Lumpsum vs SIP is not a moral choice — it is a cash-flow and risk trade-off. If you already hold a large corpus, lumpsum deployment may be appropriate; if you are early in your career, SIPs can enforce discipline. Use both calculators on EasyCal to stress-test assumptions.
Frequently asked questions
- What is the future value of ₹25,00,000 at 16% for 28 years?
- Under annual compounding (illustrative), maturity is about ₹15,95,01,109 with interest near ₹15,70,01,109. Actual mutual fund lumpsum returns are not guaranteed.
- Lumpsum vs SIP — which is better?
- Lumpsum deploys capital immediately; SIP spreads entries over time. Risk/return profiles differ — use both calculators for perspective.
- Is this mutual fund lumpsum calculator India specific?

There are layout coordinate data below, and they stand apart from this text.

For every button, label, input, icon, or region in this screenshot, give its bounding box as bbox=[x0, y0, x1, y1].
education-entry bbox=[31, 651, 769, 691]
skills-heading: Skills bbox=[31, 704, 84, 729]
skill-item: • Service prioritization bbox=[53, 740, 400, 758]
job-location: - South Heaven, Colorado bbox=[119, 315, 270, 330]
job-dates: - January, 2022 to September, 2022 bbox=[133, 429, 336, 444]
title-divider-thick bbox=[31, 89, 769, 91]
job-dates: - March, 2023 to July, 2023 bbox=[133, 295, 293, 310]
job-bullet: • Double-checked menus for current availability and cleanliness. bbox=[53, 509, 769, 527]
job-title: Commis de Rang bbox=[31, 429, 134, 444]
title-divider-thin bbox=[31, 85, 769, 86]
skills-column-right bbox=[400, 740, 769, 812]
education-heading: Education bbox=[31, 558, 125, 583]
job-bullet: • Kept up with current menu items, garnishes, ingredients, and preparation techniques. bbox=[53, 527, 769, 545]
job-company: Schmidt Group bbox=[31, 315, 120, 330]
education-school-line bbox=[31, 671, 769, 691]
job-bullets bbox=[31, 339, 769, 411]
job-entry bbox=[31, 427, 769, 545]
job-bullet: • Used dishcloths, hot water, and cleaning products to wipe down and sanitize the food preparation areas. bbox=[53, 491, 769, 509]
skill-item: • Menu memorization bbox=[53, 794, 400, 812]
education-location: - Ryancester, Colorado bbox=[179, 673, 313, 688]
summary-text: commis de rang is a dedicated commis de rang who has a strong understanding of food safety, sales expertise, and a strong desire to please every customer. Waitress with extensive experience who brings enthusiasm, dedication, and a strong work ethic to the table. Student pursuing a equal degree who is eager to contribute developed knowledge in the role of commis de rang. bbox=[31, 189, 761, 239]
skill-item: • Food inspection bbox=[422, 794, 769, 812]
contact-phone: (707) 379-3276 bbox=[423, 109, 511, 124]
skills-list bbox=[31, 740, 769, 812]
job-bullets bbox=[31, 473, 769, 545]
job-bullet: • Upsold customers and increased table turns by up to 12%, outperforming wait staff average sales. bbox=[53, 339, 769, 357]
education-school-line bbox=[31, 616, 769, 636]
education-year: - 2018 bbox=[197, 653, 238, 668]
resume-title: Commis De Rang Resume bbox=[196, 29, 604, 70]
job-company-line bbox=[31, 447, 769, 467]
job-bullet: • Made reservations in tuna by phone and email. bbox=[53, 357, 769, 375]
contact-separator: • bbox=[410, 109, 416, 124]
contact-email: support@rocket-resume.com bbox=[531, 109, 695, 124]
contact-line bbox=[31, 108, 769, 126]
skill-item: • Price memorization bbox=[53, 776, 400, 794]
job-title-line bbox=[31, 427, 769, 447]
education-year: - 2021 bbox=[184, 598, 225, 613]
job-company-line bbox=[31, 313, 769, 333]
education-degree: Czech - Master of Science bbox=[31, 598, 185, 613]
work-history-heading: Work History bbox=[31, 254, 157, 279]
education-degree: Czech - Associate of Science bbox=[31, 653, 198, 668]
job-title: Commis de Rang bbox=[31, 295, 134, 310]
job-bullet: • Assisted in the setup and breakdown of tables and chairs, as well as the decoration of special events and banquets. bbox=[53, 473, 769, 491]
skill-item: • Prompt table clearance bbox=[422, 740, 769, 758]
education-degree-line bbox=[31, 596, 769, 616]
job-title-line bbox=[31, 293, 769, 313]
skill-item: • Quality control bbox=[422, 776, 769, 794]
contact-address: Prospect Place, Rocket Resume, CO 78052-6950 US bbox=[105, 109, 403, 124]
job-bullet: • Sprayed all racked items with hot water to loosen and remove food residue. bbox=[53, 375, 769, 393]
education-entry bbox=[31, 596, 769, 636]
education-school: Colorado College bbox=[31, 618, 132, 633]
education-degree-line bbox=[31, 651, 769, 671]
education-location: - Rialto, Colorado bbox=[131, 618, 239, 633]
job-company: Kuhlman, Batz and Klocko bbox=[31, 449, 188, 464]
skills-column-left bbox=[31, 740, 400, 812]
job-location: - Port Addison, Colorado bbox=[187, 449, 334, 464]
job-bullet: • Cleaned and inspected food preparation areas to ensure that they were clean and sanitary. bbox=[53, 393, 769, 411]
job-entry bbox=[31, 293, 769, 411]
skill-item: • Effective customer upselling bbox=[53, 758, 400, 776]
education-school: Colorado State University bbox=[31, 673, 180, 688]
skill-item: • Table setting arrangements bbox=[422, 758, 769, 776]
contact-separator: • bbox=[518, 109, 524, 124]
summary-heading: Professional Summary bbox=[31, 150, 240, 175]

- It uses rupee amounts and common search intent for Indian investors; returns are illustrative, not a fund quote.
- Does this include tax?
- No — capital gains tax rules vary by asset and holding period.
- Can I change the return assumption?
- Yes — rerun with a lower rate for conservative planning.
- Where can I explore more scenarios?
- Use the internal links below for nearby principals, tenures, and rates.
Internal linking — related lumpsum calculator pages
Explore nearby scenarios on EasyCal — each link opens a calculator page with matching inputs (programmatic SEO).
- Lumpsum — 26 lakh · 28 years @ 16%
- Lumpsum — 27 lakh · 28 years @ 16%
- Lumpsum — 30 lakh · 28 years @ 16%
- Lumpsum — 35 lakh · 28 years @ 16%
- Lumpsum — 24 lakh · 28 years @ 16%
- Lumpsum — 23 lakh · 28 years @ 16%
- Lumpsum — 20 lakh · 28 years @ 16%
- Lumpsum — 40 lakh · 28 years @ 16%
- Lumpsum — 15 lakh · 28 years @ 16%
- Lumpsum — 25 lakh · 30 years @ 16%
Illustrative compounding only — not investment advice.